Whether it is for the upwardly mobile, the arrived swish set or the struggling, though not necessarily low brow, economically stressed family, tidying up the space seamlessly and in a jiffy is a huge issue. The ideologues of the proletariat might even seem comfortable with a messed up kitchen look since it underlines the need for constant struggle under bourgeoisie oppression but they are changing.

Now every kitchen wants to be a wannabe high-end one. In India, the open kitchen plan was initially a luxury for the servant-run upper-class homes but they soon became evolved into a social aspiration for the expanding, individualist middle class. The problem with proponents of the cause of the economically weaker sections is their wards themselves seem to clamour only for the high-hanging fruit. But if the kitchen is not big, it gets even smaller with the opening into the living area as the wall where one could put their cabinets or fridge or ‘cupboard’ simply disappears.
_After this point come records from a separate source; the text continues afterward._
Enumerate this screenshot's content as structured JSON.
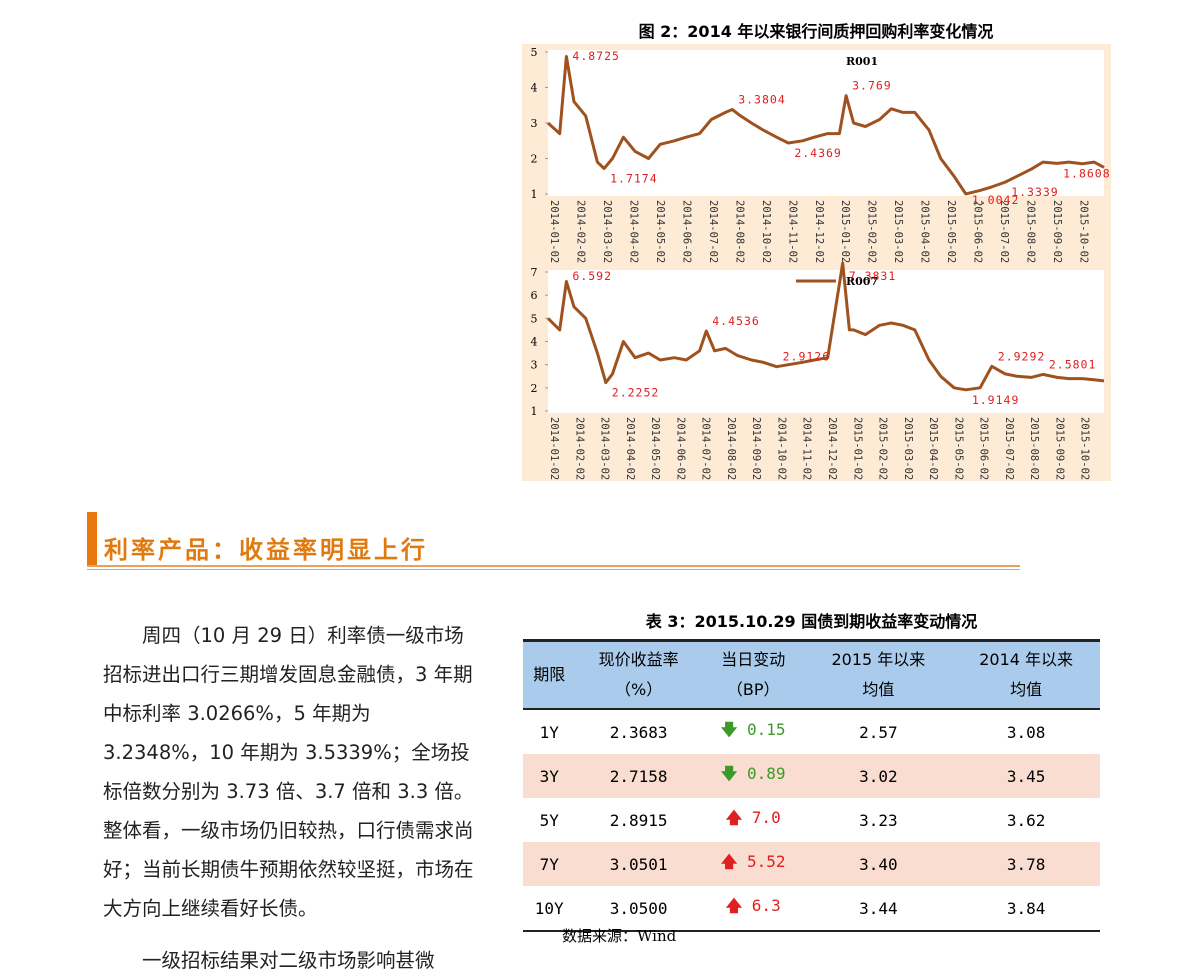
{
  "figure": {
    "caption": "图 2：2014 年以来银行间质押回购利率变化情况",
    "charts": [
      {
        "type": "line",
        "legend_line": false,
        "series": [
          {
            "name": "R001",
            "color": "#a0521e",
            "x": [
              "2014-01-02",
              "2014-01-16",
              "2014-01-24",
              "2014-02-02",
              "2014-02-16",
              "2014-03-02",
              "2014-03-10",
              "2014-03-20",
              "2014-04-02",
              "2014-04-16",
              "2014-05-02",
              "2014-05-16",
              "2014-06-02",
              "2014-06-16",
              "2014-07-02",
              "2014-07-16",
              "2014-08-02",
              "2014-08-10",
              "2014-08-20",
              "2014-09-02",
              "2014-09-16",
              "2014-10-02",
              "2014-10-16",
              "2014-11-02",
              "2014-11-16",
              "2014-12-02",
              "2014-12-16",
              "2014-12-24",
              "2015-01-02",
              "2015-01-16",
              "2015-02-02",
              "2015-02-16",
              "2015-03-02",
              "2015-03-16",
              "2015-04-02",
              "2015-04-16",
              "2015-05-02",
              "2015-05-16",
              "2015-06-02",
              "2015-06-16",
              "2015-07-02",
              "2015-07-16",
              "2015-08-02",
              "2015-08-16",
              "2015-09-02",
              "2015-09-16",
              "2015-10-02",
              "2015-10-16",
              "2015-10-28"
            ],
            "values": [
              3.0,
              2.7,
              4.8725,
              3.6,
              3.2,
              1.9,
              1.7174,
              2.0,
              2.6,
              2.2,
              2.0,
              2.4,
              2.5,
              2.6,
              2.7,
              3.1,
              3.3,
              3.3804,
              3.2,
              3.0,
              2.8,
              2.6,
              2.4369,
              2.5,
              2.6,
              2.7,
              2.7,
              3.769,
              3.0,
              2.9,
              3.1,
              3.4,
              3.3,
              3.3,
              2.8,
              2.0,
              1.5,
              1.0042,
              1.1,
              1.2,
              1.3339,
              1.5,
              1.7,
              1.9,
              1.8608,
              1.9,
              1.85,
              1.9,
              1.75
            ]
          }
        ],
        "annotations": [
          {
            "x": "2014-01-24",
            "y": 4.8725
          },
          {
            "x": "2014-03-10",
            "y": 1.7174
          },
          {
            "x": "2014-08-10",
            "y": 3.3804
          },
          {
            "x": "2014-10-16",
            "y": 2.4369
          },
          {
            "x": "2014-12-24",
            "y": 3.769
          },
          {
            "x": "2015-05-16",
            "y": 1.0042
          },
          {
            "x": "2015-07-02",
            "y": 1.3339
          },
          {
            "x": "2015-09-02",
            "y": 1.8608
          }
        ],
        "ylim": [
          1,
          5
        ],
        "yticks": [
          1,
          2,
          3,
          4,
          5
        ],
        "xlim": [
          "2014-01-02",
          "2015-10-28"
        ],
        "xticks": [
          "2014-01-02",
          "2014-02-02",
          "2014-03-02",
          "2014-04-02",
          "2014-05-02",
          "2014-06-02",
          "2014-07-02",
          "2014-08-02",
          "2014-10-02",
          "2014-11-02",
          "2014-12-02",
          "2015-01-02",
          "2015-02-02",
          "2015-03-02",
          "2015-04-02",
          "2015-05-02",
          "2015-06-02",
          "2015-07-02",
          "2015-08-02",
          "2015-09-02",
          "2015-10-02"
        ]
      },
      {
        "type": "line",
        "legend_line": true,
        "series": [
          {
            "name": "R007",
            "color": "#a0521e",
            "x": [
              "2014-01-02",
              "2014-01-16",
              "2014-01-24",
              "2014-02-02",
              "2014-02-16",
              "2014-03-02",
              "2014-03-12",
              "2014-03-20",
              "2014-04-02",
              "2014-04-16",
              "2014-05-02",
              "2014-05-16",
              "2014-06-02",
              "2014-06-16",
              "2014-07-02",
              "2014-07-10",
              "2014-07-20",
              "2014-08-02",
              "2014-08-16",
              "2014-09-02",
              "2014-09-16",
              "2014-10-02",
              "2014-10-16",
              "2014-11-02",
              "2014-11-16",
              "2014-12-02",
              "2014-12-20",
              "2014-12-28",
              "2015-01-02",
              "2015-01-16",
              "2015-02-02",
              "2015-02-16",
              "2015-03-02",
              "2015-03-16",
              "2015-04-02",
              "2015-04-16",
              "2015-05-02",
              "2015-05-16",
              "2015-06-02",
              "2015-06-16",
              "2015-07-02",
              "2015-07-16",
              "2015-08-02",
              "2015-08-16",
              "2015-09-02",
              "2015-09-16",
              "2015-10-02",
              "2015-10-16",
              "2015-10-28"
            ],
            "values": [
              5.0,
              4.5,
              6.592,
              5.5,
              5.0,
              3.5,
              2.2252,
              2.6,
              4.0,
              3.3,
              3.5,
              3.2,
              3.3,
              3.2,
              3.6,
              4.4536,
              3.6,
              3.7,
              3.4,
              3.2,
              3.1,
              2.9126,
              3.0,
              3.1,
              3.2,
              3.3,
              7.3831,
              4.5,
              4.5,
              4.3,
              4.7,
              4.8,
              4.7,
              4.5,
              3.2,
              2.5,
              2.0,
              1.9149,
              2.0,
              2.9292,
              2.6,
              2.5,
              2.45,
              2.5801,
              2.45,
              2.4,
              2.4,
              2.35,
              2.3
            ]
          }
        ],
        "annotations": [
          {
            "x": "2014-01-24",
            "y": 6.592
          },
          {
            "x": "2014-03-12",
            "y": 2.2252
          },
          {
            "x": "2014-07-10",
            "y": 4.4536
          },
          {
            "x": "2014-10-02",
            "y": 2.9126
          },
          {
            "x": "2014-12-20",
            "y": 7.3831
          },
          {
            "x": "2015-05-16",
            "y": 1.9149
          },
          {
            "x": "2015-06-16",
            "y": 2.9292
          },
          {
            "x": "2015-08-16",
            "y": 2.5801
          }
        ],
        "ylim": [
          1,
          7
        ],
        "yticks": [
          1,
          2,
          3,
          4,
          5,
          6,
          7
        ],
        "xlim": [
          "2014-01-02",
          "2015-10-28"
        ],
        "xticks": [
          "2014-01-02",
          "2014-02-02",
          "2014-03-02",
          "2014-04-02",
          "2014-05-02",
          "2014-06-02",
          "2014-07-02",
          "2014-08-02",
          "2014-09-02",
          "2014-10-02",
          "2014-11-02",
          "2014-12-02",
          "2015-01-02",
          "2015-02-02",
          "2015-03-02",
          "2015-04-02",
          "2015-05-02",
          "2015-06-02",
          "2015-07-02",
          "2015-08-02",
          "2015-09-02",
          "2015-10-02"
        ]
      }
    ]
  },
  "section": {
    "title": "利率产品：收益率明显上行"
  },
  "paragraphs": [
    "周四（10 月 29 日）利率债一级市场招标进出口行三期增发固息金融债，3 年期中标利率 3.0266%，5 年期为 3.2348%，10 年期为 3.5339%；全场投标倍数分别为 3.73 倍、3.7 倍和 3.3 倍。整体看，一级市场仍旧较热，口行债需求尚好；当前长期债牛预期依然较坚挺，市场在大方向上继续看好长债。",
    "一级招标结果对二级市场影响甚微"
  ],
  "table": {
    "caption": "表 3：2015.10.29 国债到期收益率变动情况",
    "header": [
      [
        "期限"
      ],
      [
        "现价收益率",
        "（%）"
      ],
      [
        "当日变动",
        "（BP）"
      ],
      [
        "2015 年以来",
        "均值"
      ],
      [
        "2014 年以来",
        "均值"
      ]
    ],
    "rows": [
      {
        "term": "1Y",
        "yield": "2.3683",
        "change": "0.15",
        "direction": "down",
        "avg2015": "2.57",
        "avg2014": "3.08"
      },
      {
        "term": "3Y",
        "yield": "2.7158",
        "change": "0.89",
        "direction": "down",
        "avg2015": "3.02",
        "avg2014": "3.45"
      },
      {
        "term": "5Y",
        "yield": "2.8915",
        "change": "7.0",
        "direction": "up",
        "avg2015": "3.23",
        "avg2014": "3.62"
      },
      {
        "term": "7Y",
        "yield": "3.0501",
        "change": "5.52",
        "direction": "up",
        "avg2015": "3.40",
        "avg2014": "3.78"
      },
      {
        "term": "10Y",
        "yield": "3.0500",
        "change": "6.3",
        "direction": "up",
        "avg2015": "3.44",
        "avg2014": "3.84"
      }
    ],
    "source": "数据来源：Wind"
  }
}
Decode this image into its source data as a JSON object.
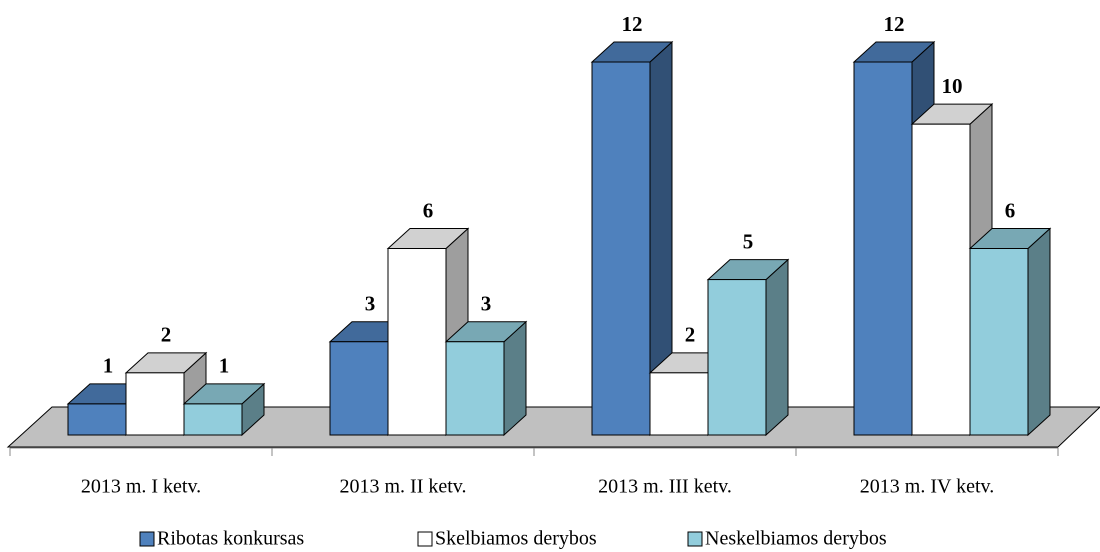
{
  "chart_data": {
    "type": "bar3d",
    "categories": [
      "2013 m. I ketv.",
      "2013 m. II ketv.",
      "2013 m. III ketv.",
      "2013 m. IV ketv."
    ],
    "series": [
      {
        "name": "Ribotas konkursas",
        "color": "#4f81bd",
        "values": [
          1,
          3,
          12,
          12
        ]
      },
      {
        "name": "Skelbiamos derybos",
        "color": "#ffffff",
        "values": [
          2,
          6,
          2,
          10
        ]
      },
      {
        "name": "Neskelbiamos derybos",
        "color": "#92cddc",
        "values": [
          1,
          3,
          5,
          6
        ]
      }
    ],
    "legend": "bottom"
  }
}
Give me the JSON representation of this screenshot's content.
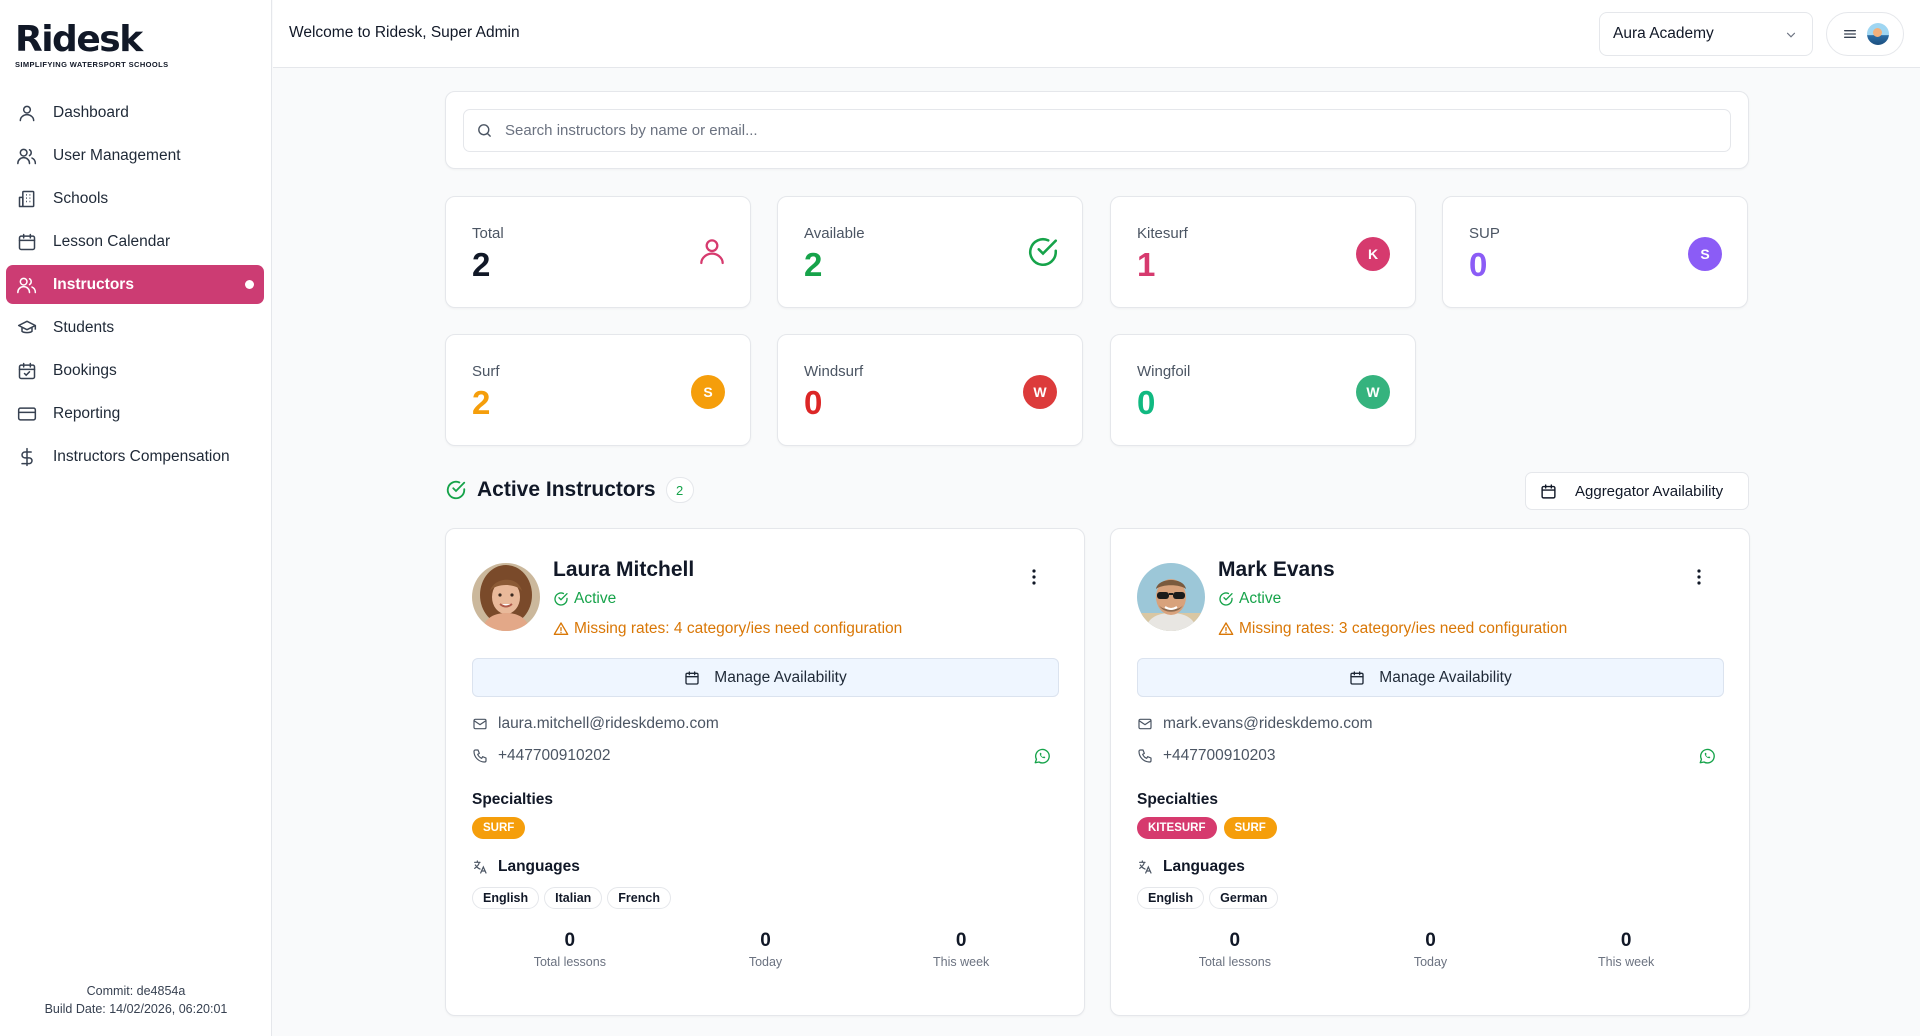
{
  "brand": {
    "logo_main": "Rid",
    "logo_accent": "esk",
    "tagline": "SIMPLIFYING WATERSPORT SCHOOLS"
  },
  "sidebar": {
    "items": [
      {
        "label": "Dashboard",
        "icon": "user-icon"
      },
      {
        "label": "User Management",
        "icon": "users-icon"
      },
      {
        "label": "Schools",
        "icon": "building-icon"
      },
      {
        "label": "Lesson Calendar",
        "icon": "calendar-icon"
      },
      {
        "label": "Instructors",
        "icon": "users-icon",
        "active": true
      },
      {
        "label": "Students",
        "icon": "graduation-cap-icon"
      },
      {
        "label": "Bookings",
        "icon": "calendar-check-icon"
      },
      {
        "label": "Reporting",
        "icon": "credit-card-icon"
      },
      {
        "label": "Instructors Compensation",
        "icon": "dollar-icon"
      }
    ],
    "commit": "Commit: de4854a",
    "build_date": "Build Date: 14/02/2026, 06:20:01"
  },
  "header": {
    "welcome": "Welcome to Ridesk, Super Admin",
    "school": "Aura Academy"
  },
  "search": {
    "placeholder": "Search instructors by name or email..."
  },
  "stats": [
    {
      "label": "Total",
      "value": "2",
      "color": "#111827",
      "icon": "person-icon",
      "icon_color": "#d63a6e"
    },
    {
      "label": "Available",
      "value": "2",
      "color": "#16a34a",
      "icon": "check-circle-icon",
      "icon_color": "#16a34a"
    },
    {
      "label": "Kitesurf",
      "value": "1",
      "color": "#d63a6e",
      "badge": "K",
      "badge_color": "#d63a6e"
    },
    {
      "label": "SUP",
      "value": "0",
      "color": "#8b5cf6",
      "badge": "S",
      "badge_color": "#8b5cf6"
    },
    {
      "label": "Surf",
      "value": "2",
      "color": "#f59e0b",
      "badge": "S",
      "badge_color": "#f59e0b"
    },
    {
      "label": "Windsurf",
      "value": "0",
      "color": "#dc2626",
      "badge": "W",
      "badge_color": "#dc3b3b"
    },
    {
      "label": "Wingfoil",
      "value": "0",
      "color": "#10b981",
      "badge": "W",
      "badge_color": "#35b37e"
    }
  ],
  "section": {
    "title": "Active Instructors",
    "count": "2",
    "aggregator_button": "Aggregator Availability"
  },
  "instructors": [
    {
      "name": "Laura Mitchell",
      "status": "Active",
      "warning": "Missing rates: 4 category/ies need configuration",
      "manage_label": "Manage Availability",
      "email": "laura.mitchell@rideskdemo.com",
      "phone": "+447700910202",
      "specialties_title": "Specialties",
      "specialties": [
        {
          "label": "SURF",
          "color": "#f59e0b"
        }
      ],
      "languages_title": "Languages",
      "languages": [
        "English",
        "Italian",
        "French"
      ],
      "metrics": [
        {
          "value": "0",
          "label": "Total lessons"
        },
        {
          "value": "0",
          "label": "Today"
        },
        {
          "value": "0",
          "label": "This week"
        }
      ]
    },
    {
      "name": "Mark Evans",
      "status": "Active",
      "warning": "Missing rates: 3 category/ies need configuration",
      "manage_label": "Manage Availability",
      "email": "mark.evans@rideskdemo.com",
      "phone": "+447700910203",
      "specialties_title": "Specialties",
      "specialties": [
        {
          "label": "KITESURF",
          "color": "#d63a6e"
        },
        {
          "label": "SURF",
          "color": "#f59e0b"
        }
      ],
      "languages_title": "Languages",
      "languages": [
        "English",
        "German"
      ],
      "metrics": [
        {
          "value": "0",
          "label": "Total lessons"
        },
        {
          "value": "0",
          "label": "Today"
        },
        {
          "value": "0",
          "label": "This week"
        }
      ]
    }
  ]
}
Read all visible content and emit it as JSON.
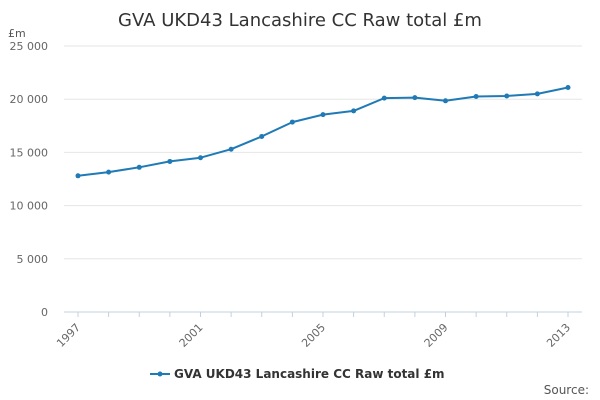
{
  "chart_data": {
    "type": "line",
    "title": "GVA UKD43 Lancashire CC Raw total £m",
    "unit_label": "£m",
    "xlabel": "",
    "ylabel": "",
    "ylim": [
      0,
      25000
    ],
    "y_ticks": [
      0,
      5000,
      10000,
      15000,
      20000,
      25000
    ],
    "y_tick_labels": [
      "0",
      "5 000",
      "10 000",
      "15 000",
      "20 000",
      "25 000"
    ],
    "x_range": [
      1997,
      2013
    ],
    "x_tick_labels": [
      "1997",
      "2001",
      "2005",
      "2009",
      "2013"
    ],
    "x": [
      1997,
      1998,
      1999,
      2000,
      2001,
      2002,
      2003,
      2004,
      2005,
      2006,
      2007,
      2008,
      2009,
      2010,
      2011,
      2012,
      2013
    ],
    "series": [
      {
        "name": "GVA UKD43 Lancashire CC Raw total £m",
        "color": "#1f7ab6",
        "values": [
          12800,
          13150,
          13600,
          14150,
          14500,
          15300,
          16500,
          17850,
          18550,
          18900,
          20100,
          20150,
          19850,
          20250,
          20300,
          20500,
          21100
        ]
      }
    ],
    "grid": true,
    "legend_position": "bottom-center"
  },
  "source_label": "Source:"
}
It is here that the intelligent designer proves her relevance and where the socialist exits in resigned exasperation. The desire, need and significance of right design cuts across all social barriers, levels and backgrounds. The price tag could be different but the right module, the relevant schematics, ergonomics and storage options, not to mention proper plumbing and ventilation defines the beauty of the space.

Ignoring the need for good design in the rush to simply deny market forces for ideological differences will just not do anymore.

"While the open-plan kitchen offers a connection to living spaces for home monitoring and management, it exposes the entire living space to a cocktail of smells and sounds that might not be as appetising."